โOuch, fucking collarbone!โ Season 14 is upon us. This league is famous for inappropriate fantasy football team names.
Yes, the league regularly smokes, uses profanity, masturbates, and skips 9th grade.
So who better to announce the 2025 draft order than the famous idiot John Rocker?
But how did we get here?
In 2012, the Year of the Lord, Chargers running back Ryan Mathews was a “can’t miss” fantasy first round pick.
After over 1,500 total yards, a 50+ mark, and 6 TUD seasons of limited duty, Mathews Hype is at his best as he enters his third year succeeding newly departed top fantasy RB LaDainian Tomlinson.

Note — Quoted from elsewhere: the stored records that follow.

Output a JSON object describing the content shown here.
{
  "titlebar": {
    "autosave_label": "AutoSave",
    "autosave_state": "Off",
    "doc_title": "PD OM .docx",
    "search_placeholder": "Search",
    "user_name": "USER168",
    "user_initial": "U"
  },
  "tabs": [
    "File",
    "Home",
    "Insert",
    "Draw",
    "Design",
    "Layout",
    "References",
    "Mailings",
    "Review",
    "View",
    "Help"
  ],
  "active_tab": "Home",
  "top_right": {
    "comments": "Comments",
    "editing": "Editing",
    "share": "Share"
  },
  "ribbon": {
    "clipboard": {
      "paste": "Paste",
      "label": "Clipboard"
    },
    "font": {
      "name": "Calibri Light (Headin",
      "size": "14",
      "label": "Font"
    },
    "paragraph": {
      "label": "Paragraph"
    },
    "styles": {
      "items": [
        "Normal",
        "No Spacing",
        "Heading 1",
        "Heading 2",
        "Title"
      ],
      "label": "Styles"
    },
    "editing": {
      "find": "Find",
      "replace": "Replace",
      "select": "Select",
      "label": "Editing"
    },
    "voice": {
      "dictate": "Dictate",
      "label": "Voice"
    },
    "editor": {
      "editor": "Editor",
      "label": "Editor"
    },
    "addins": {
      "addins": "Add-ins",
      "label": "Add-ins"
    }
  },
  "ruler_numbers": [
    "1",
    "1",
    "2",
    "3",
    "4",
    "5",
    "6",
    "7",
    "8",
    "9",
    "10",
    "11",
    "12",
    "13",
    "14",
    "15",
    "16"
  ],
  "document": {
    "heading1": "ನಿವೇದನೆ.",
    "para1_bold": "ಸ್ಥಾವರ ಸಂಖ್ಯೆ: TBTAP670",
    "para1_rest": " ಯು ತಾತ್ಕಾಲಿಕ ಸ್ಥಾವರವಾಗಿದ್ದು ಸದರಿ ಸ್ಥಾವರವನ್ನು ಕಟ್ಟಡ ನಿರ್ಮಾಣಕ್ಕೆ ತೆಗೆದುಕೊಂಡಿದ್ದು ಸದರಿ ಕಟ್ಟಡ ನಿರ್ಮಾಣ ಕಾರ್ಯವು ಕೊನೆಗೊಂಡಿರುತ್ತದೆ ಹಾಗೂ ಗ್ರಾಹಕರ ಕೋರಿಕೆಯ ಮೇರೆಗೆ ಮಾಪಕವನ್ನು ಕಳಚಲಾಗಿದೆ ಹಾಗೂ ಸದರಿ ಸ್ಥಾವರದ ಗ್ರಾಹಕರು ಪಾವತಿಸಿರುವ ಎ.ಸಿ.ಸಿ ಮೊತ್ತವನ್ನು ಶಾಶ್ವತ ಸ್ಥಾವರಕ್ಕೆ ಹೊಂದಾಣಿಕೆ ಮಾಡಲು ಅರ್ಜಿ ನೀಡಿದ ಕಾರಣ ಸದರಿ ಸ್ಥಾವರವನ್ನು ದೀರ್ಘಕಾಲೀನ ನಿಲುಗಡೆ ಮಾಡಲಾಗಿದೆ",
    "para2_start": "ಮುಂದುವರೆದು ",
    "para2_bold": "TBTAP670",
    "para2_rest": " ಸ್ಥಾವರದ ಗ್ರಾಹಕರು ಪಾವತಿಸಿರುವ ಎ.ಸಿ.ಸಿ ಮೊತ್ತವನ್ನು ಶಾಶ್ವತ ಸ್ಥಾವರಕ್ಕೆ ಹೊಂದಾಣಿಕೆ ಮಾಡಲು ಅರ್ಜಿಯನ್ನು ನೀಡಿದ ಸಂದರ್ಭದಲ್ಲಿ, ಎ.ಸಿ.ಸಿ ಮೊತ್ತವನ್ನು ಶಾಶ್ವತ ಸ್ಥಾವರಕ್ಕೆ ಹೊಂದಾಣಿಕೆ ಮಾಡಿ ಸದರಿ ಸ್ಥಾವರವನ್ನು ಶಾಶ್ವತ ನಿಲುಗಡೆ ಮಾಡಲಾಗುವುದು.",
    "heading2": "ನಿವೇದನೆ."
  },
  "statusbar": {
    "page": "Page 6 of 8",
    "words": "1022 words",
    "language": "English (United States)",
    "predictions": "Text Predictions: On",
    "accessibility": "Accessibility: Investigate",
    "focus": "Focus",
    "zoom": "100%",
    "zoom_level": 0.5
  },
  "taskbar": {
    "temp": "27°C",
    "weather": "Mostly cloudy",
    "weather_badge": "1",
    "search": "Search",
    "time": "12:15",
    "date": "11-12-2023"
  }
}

He was the “missing link” in a crime involving Vincent Jackson, A Gates, Malcolm Floyd and Philip Rivers, the father of Triggerman (Eleventeen).
But he broke his right fucking collarbone on his first preseason carry. He’s got a nice 5-yard gain, 0.5 fantasy points, which would easily lead the NFL over a full season, and he’s been a mess all year.
According to numerous reports, including from field-level players, after the sound of the collarbone breaking subsided, Mathews screamed, “Ouch, my f***ing collarbone – I’m sure it’s broken!”
(https://www.nfl.com/news/ryan-mathews-of-san-diego-chargers-breaks-clavicle-0ap1000000048067)
Not only is Ryan “Raw Dog” Mathews screwed, but so are many of the fantasy teams that selected him as a first-round pick. He missed the first two weeks and compromised much more.
In Week 3, he recorded his first TUD of the season. And how much is this season’s only TUD?
Then, in Week 15 of the fantasy playoffs, the unthinkable happened. He broke his left collarbone.
(https://www.cbssports.com/nfl/news/chargers-rb-ryan-mathews-headed-to-ir-with-broken-clavicle/)
According to numerous reports from those at the scene, after hearing the sound of his collarbone being crushed by the merciless force of the earth, he screamed, “Ouch, my damn collarbone – this time it’s my left collarbone!”
According to the Mayan calendar, December 21, 2012 marked the end of the world. And for many fantasy owners, their world ended with the sound of Matthews’ fragile collarbone being crushed to dust.
Is this year going to be a complete bust? Your destiny awaits.
List of past champions:
1st place | 2nd place | 3rd place | your finish
Restaurant where Ted Danson Demardiac was arrested in 2024 lSmotherdngravy 12th
2023 Captain Insano Castillo Nation Demardiac Arrested 9th
2022 Penis Inspector๐๐๐ Deshaun’s Massage Envy Captain Insano 1st place
2021 Penis Inspector ๐๐๐ Captain Insano the Bonder Express!!! 1st place
2020 Penis Examiner ๐๐๐ Ernie McCracken Buc Nasty Senator #1
2019 Da Beers Sen. Ernie McCracken Lit & Gay AF 10th place
2018 Captain Insano Dickface Hernรกndez Nectaico 12th place
2017 Marty Ball Dickface Lit & Gay AF 7th place
2016 Buttfuckin’ Marty Ball Tom’s lot lizard 1st place
2015 Captain Insano The Bonner Express!!! DCarr4MVP 7th place
2014 DCarr4MVP Bonner Express!!! The sack makes Cutler 8th.